POCOS LUGARES PARA COMBATIR EL CONSUMO

¿Quién cura a los adictos uruguayos?

En el Estado miran con desconfianza a centros como Beraca o Remar, pero los evangélicos dan respuesta a un problema que a las autoridades desborda: la rehabilitación de adicciones. Mientras que las ONG tienen 2.000 lugares, los organismos estatales ofrecen 238 cupos.

Beraca y Remar cuentan con 2.000 camas para rehabilitación; el Estado tiene capacidad para 238.
Beraca y Remar cuentan con 2.000 camas para rehabilitación

Nadia tiene 25 años pero vivió con una intensidad que impresiona. Dice que ya conoció todo. Ya consumió alcohol, tabaco, marihuana, cocaína, tripa, basoco y pasta base. Ya durmió en la calle, rapiñó gente, se prostituyó por plata y también por droga. Ya vendió para una boca, la robó y salió corriendo. Ya la persiguieron, le pegaron y casi la matan dos veces. Hasta que un día el miedo a morirse pudo más y terminó cambiando a la fuerza: "Me había metido demasiado adentro, había llegado muy lejos", dice. Hoy hace cinco años que no consume.

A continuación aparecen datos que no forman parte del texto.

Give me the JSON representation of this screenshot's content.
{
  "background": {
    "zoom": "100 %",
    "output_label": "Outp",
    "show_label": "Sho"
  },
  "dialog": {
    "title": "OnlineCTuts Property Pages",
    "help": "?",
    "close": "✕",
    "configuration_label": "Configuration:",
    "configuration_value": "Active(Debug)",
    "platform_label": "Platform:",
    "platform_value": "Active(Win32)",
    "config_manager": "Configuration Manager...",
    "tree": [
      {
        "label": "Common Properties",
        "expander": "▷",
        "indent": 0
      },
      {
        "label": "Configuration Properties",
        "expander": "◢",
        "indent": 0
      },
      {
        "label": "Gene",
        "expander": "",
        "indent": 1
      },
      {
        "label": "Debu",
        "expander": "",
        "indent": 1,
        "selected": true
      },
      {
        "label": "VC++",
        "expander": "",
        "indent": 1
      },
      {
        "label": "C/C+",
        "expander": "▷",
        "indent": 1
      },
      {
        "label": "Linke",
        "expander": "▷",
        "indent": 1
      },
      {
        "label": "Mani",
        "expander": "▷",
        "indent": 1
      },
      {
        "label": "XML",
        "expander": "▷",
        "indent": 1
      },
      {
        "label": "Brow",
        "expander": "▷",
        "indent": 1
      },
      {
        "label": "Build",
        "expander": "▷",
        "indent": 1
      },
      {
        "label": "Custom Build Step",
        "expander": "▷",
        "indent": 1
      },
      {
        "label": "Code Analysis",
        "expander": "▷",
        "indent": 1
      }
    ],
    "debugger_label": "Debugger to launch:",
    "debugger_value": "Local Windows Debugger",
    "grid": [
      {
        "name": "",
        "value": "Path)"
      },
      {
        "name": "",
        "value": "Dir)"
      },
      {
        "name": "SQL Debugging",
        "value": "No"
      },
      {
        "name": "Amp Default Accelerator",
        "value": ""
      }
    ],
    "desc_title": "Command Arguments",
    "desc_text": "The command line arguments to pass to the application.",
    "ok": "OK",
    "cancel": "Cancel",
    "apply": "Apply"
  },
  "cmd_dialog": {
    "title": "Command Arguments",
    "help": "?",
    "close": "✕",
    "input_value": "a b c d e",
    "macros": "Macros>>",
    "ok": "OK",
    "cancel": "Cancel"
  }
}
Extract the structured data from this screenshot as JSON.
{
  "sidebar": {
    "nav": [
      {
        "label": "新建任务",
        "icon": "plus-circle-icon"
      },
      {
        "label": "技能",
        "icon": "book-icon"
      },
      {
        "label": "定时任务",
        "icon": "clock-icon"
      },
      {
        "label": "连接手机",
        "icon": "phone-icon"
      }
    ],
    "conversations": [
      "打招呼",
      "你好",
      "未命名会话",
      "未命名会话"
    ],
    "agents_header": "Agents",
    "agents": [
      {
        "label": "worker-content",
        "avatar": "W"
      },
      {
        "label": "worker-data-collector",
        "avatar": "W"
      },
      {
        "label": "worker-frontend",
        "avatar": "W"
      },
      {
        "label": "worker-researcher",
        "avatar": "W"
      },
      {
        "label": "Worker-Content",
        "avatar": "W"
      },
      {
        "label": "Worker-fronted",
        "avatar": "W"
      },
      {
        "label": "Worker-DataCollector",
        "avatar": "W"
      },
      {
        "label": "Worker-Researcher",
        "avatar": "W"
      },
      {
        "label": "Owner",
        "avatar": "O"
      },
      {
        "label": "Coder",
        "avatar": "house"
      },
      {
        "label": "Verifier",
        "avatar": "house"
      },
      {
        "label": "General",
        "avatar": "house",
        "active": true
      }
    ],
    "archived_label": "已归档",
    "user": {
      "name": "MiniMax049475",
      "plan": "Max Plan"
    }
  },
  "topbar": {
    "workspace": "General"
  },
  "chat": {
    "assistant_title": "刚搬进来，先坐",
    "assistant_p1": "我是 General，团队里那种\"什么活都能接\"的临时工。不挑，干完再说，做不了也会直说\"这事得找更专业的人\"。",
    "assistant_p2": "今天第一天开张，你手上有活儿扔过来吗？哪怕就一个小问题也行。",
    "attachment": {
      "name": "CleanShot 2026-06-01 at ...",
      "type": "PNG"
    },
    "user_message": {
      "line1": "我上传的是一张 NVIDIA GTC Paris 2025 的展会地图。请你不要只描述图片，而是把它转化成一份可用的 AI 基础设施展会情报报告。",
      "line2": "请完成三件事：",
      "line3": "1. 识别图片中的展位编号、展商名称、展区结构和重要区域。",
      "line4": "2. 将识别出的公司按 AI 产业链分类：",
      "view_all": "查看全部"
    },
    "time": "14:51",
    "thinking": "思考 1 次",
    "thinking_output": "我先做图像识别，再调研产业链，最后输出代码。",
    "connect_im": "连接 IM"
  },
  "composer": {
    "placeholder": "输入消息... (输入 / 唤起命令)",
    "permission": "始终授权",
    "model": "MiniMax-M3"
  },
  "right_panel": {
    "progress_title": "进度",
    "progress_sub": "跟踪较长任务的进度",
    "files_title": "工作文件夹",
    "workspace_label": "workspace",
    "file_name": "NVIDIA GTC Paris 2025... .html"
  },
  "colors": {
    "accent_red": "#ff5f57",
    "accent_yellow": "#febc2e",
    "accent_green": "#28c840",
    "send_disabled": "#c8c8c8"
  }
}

Es una persona amable, enseguida ofrece café. Usa el pelo negro recogido en una media cola, que contrasta con el blanco, muy blanco de su piel. Se parece más a Blancanieves que al personaje de las historias que relata, sobre todo por el rompevientos marrón con corazones rosados que lleva puesto. Cuenta que antes vivía sucia, no se bañaba y se tapaba de noche con los pocos cartones que encontraba. Comía de las volquetas y no dormía mucho, pasaba los días sobregirada y muy drogada, hasta que se le acababa la plata y el cuerpo le pedía más. Primero robó carteras para saciar las ganas, después se dio cuenta de que era "menos peligroso" acostarse con hombres a cambio de tizas de pasta base. La boca para la que trabajaba estaba en Colón y en ese barrio se movía, aunque a veces terminaba en la Plaza Independencia sin saber cómo había caminado tanto.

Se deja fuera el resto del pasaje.